My phone rang. I curled my hand around it but didn’t pull it out of my coat pocket yet. Odin stood in the doorway, bracing the door open with one big arm. He wasn’t looking at me. He was scowling at the interior of the shop.
“Thanks.” I checked the number on my phone. Ryder.
My heart stuttered into tiny beats and the world did that fade-away thing. All the Ryder thoughts I’d pushed off spilled out of my brain closet and started a party, front and center.
Ryder Bailey had been my childhood obsession, my pre-teen dream, my teen angst. I’d been in love with the man before I even understood that love might add up to something more than holding hands and swapping sandwiches at lunch.
After an eight-year absence, he’d come back to Ordinary, set up his own architecture business and, wonder of wonders, dated me.
Once.
Apparently, me taking a bullet was the deal-breaker for our relationship.
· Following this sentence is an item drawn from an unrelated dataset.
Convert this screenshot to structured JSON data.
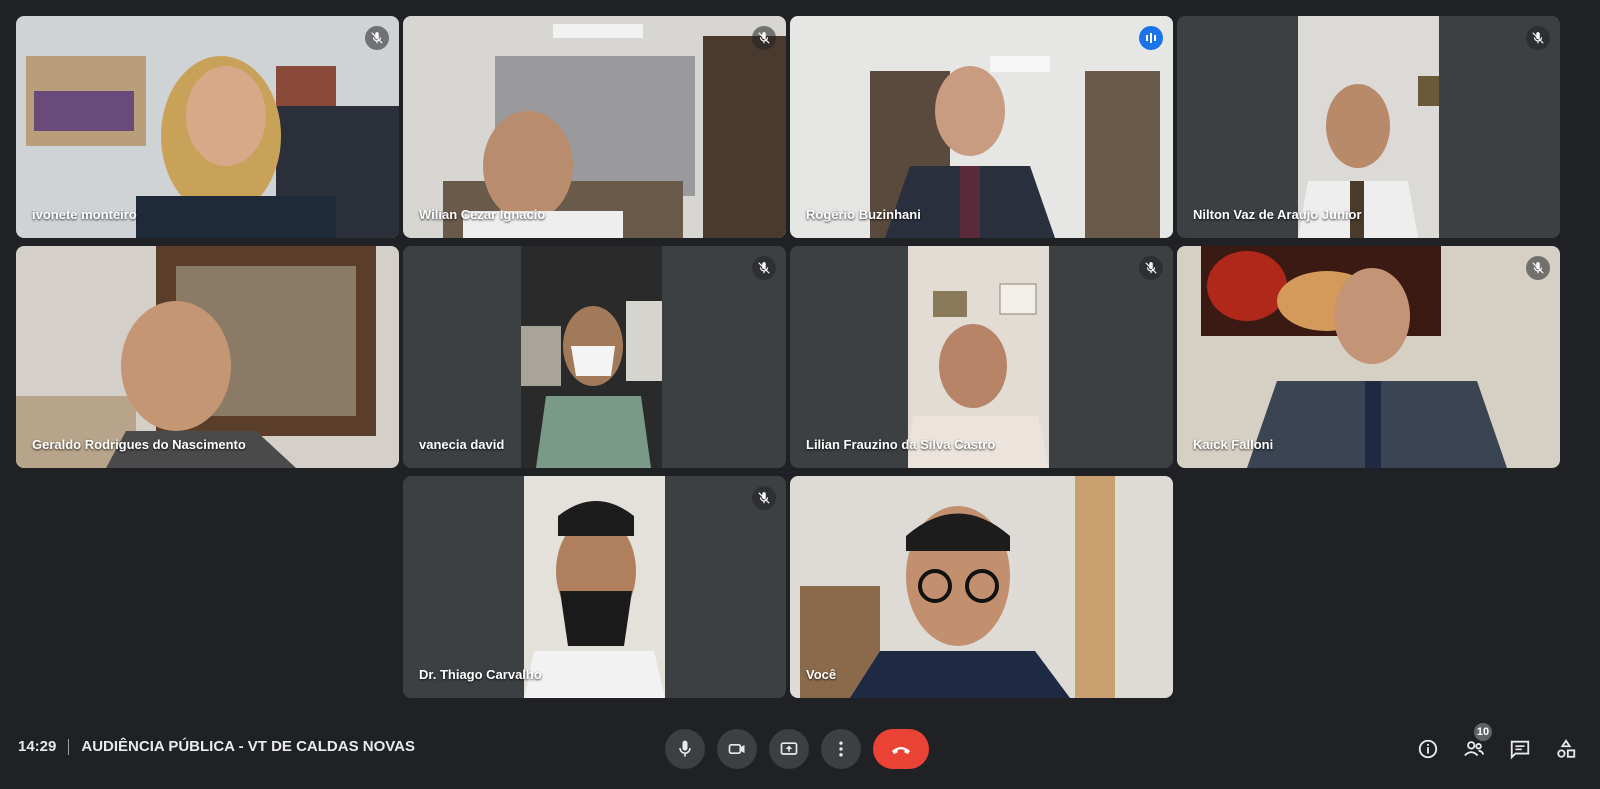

He’d had his fun, we’d tumbled into bed for exactly one night, then just slightly slower-than-a-speeding-bullet, he was over me.
I still wasn’t over him being over me.
Stupid heart.
“Hey,” I answered, out of breath, even though it wasn’t physical exertion that made my lungs malfunction.
Three months. We’d been working together off and on, me the Police Chief him our only Reserve Officer, for three months. I’d done my best not to be anywhere near him.
My sisters had wanted to kick him off the force completely, but we needed the manpower. Since they couldn’t kick him out, they’d resorted to giving him the crap jobs, scheduling him opposite me, and occasionally making him ride along with them and their silent disapproval.